Biografia de

Milton Erichsen Carneiro

  1902         1975

Patrono

  Cadeira 39

  Patrono: Milton Erichsen Carneiro

 

Milton Erichsen Carneiro, filho de Francisca Henriquieta Erichsen e de Abdon Petit dos Guimarães Carneiro, nasceu em Paranaguá, Paraná, no dia 16 de outubro de 1902. Pouco depois do nascimento de Milton, a família Carneiro mudou-se para Ponta Grossa e em 1911, para Curitiba. Seu pai foi professor da Faculdade de Medicina e um dos fundadores, e esteios na fase difícil dos primeiros anos de funcionamento da Universidade do Paraná.

Milton Carneiro cursou o secundário no Ginásio Paranaense e em 1918 ingressou na Faculdade de Medicina do Paraná. Em 1922 transferiu-se para a Faculdade de Medicina do Rio de Janeiro e graduou-se em 1923.

Por dois anos experimentou a vida de médico rural clinicando nas pequenas Munhuaçu e Carangola, em Minas Gerais. Em 1926 voltou para Curitiba e com as teses Conceito Atual de Vida e Base Paleontológica da Doutrina Transformista conquistou a regência da cadeira de Biologia Geral e Parasitologia da Faculdade de Medicina do Paraná. Em 1931, com a reforma do ensino superior a cadeira passou a ser só de Parasitologia. Em 1933 assumiu a cátedra de Zoo-parasitologia do curso de Farmácia, que fazia parte da Faculdade de Medicina e estagiou no Instituto Oswaldo Cruz em Manguinhos, onde estabeleceu relação com diversos pesquisadores.

Ensinou Parasitologia nos cursos de Medicina e Farmácia de 1926 a 1961 e, embora rigoroso nos exames e intransigente reprovador, conquistou a admiração e a estima dos alunos graças à capacidade de comunicação, à intuitiva técnica pedagógica para transmitir os temas áridos da disciplina e ao convívio pessoal que com eles mantinha. A provinciana Curitiba da primeira metade do século XX ainda cultivava o hábito das rodas de conversa nos cafés da cidade, frequentadas por intelectuais, professores, jornalistas e estudantes. Nessas rodas Milton Carneiro pontificava com outros professores da universidade, entre eles Bento Munhoz da Rocha Neto, Homero Braga, João Xavier Vianna e Dirceu Lacerda.
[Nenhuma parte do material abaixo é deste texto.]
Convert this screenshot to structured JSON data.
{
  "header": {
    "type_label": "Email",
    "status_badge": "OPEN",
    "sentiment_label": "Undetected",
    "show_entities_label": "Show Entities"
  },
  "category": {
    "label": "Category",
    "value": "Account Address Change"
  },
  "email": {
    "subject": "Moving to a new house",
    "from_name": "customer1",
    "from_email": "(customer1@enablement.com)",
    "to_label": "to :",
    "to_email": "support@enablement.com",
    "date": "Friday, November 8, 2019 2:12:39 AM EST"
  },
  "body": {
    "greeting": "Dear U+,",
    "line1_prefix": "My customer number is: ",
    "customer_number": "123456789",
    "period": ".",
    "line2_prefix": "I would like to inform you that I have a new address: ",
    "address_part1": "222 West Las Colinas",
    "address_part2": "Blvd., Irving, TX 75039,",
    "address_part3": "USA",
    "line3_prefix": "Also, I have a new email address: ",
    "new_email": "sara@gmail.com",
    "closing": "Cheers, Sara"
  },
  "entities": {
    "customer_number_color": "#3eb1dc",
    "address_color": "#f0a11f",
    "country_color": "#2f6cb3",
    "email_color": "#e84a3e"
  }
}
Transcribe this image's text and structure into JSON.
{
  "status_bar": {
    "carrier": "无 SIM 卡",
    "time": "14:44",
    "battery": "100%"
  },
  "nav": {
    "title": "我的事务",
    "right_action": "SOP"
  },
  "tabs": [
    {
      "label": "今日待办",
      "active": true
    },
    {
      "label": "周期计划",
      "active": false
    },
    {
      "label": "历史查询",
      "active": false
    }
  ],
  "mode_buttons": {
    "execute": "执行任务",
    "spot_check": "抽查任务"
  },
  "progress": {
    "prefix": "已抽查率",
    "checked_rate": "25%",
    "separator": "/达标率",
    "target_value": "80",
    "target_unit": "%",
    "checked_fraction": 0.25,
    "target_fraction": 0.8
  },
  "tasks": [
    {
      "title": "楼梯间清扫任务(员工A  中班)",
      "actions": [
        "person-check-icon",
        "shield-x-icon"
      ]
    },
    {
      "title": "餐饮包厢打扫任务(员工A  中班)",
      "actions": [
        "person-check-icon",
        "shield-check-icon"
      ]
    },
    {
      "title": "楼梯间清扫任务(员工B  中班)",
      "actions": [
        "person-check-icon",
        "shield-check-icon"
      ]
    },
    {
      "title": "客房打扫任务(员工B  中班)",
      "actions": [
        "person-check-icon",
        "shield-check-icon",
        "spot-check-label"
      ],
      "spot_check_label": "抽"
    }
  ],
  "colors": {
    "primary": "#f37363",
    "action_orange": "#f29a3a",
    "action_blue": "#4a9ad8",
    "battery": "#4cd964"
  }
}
Fez parte do grupo que fundou a Faculdade de Filosofia, Ciências e Letras do Paraná em 1938 e assumiu a regência da cadeira de Psicologia Genética, mas logo se transferiu para a de História da Filosofia. Eleito paraninfo da turma de médicos de 1933 redigiu o famoso Discurso do Bugre, peça oratória que revela muito de sua personalidade e do julgamento finamente irônico que fazia dos homens.

Teve intensa participação na vida intelectual da cidade. Tomou parte em vários movimentos literários, foi jornalista do jornal Gazeta do Povo e membro do Círculo de Estudos Bandeirantes. No Centro de Letras do Paraná foi o primeiro Titular da cadeira 21, cujo patrono é João Evangelista Espíndola. Deixou várias obras literárias, entre elas Eles Vivem em Mim; Procissão de Eus; Sou; Jogo da Vida; História da Doença de Chagas; Cormorant; o Tráfico e os Ingleses; Leo Cobbe; Tricentenário de Paranaguá e Uma Vida Autêntica.

Exerceu a chefia da Casa Civil no governo de Bento Munhoz da Rocha Neto em 1951.

Morreu no dia 22 de fevereiro de 1975. Deixou um filho médico, Milton Carneiro Filho, professor de Parasitologia na Universidade Federal do Paraná, na Pontifícia Universidade Católica do Paraná e na Faculdade Evangélica de Medicina do Paraná.

Milton Erichsen Carneiro, pertenceu a um grupo de intelectuais ligados à Universidade do Paraná e à Faculdade de Filosofia Ciências e Letras. Com a chegada deste grupo ao poder político estadual, na década de 1950, desempenhou função pública de relevo. Na fotografia vê-se Milton Carneiro, à sua esquerda em companhia dos correligionários João Xavier Vianna, Ney Braga e Juvencio Soares da Silva.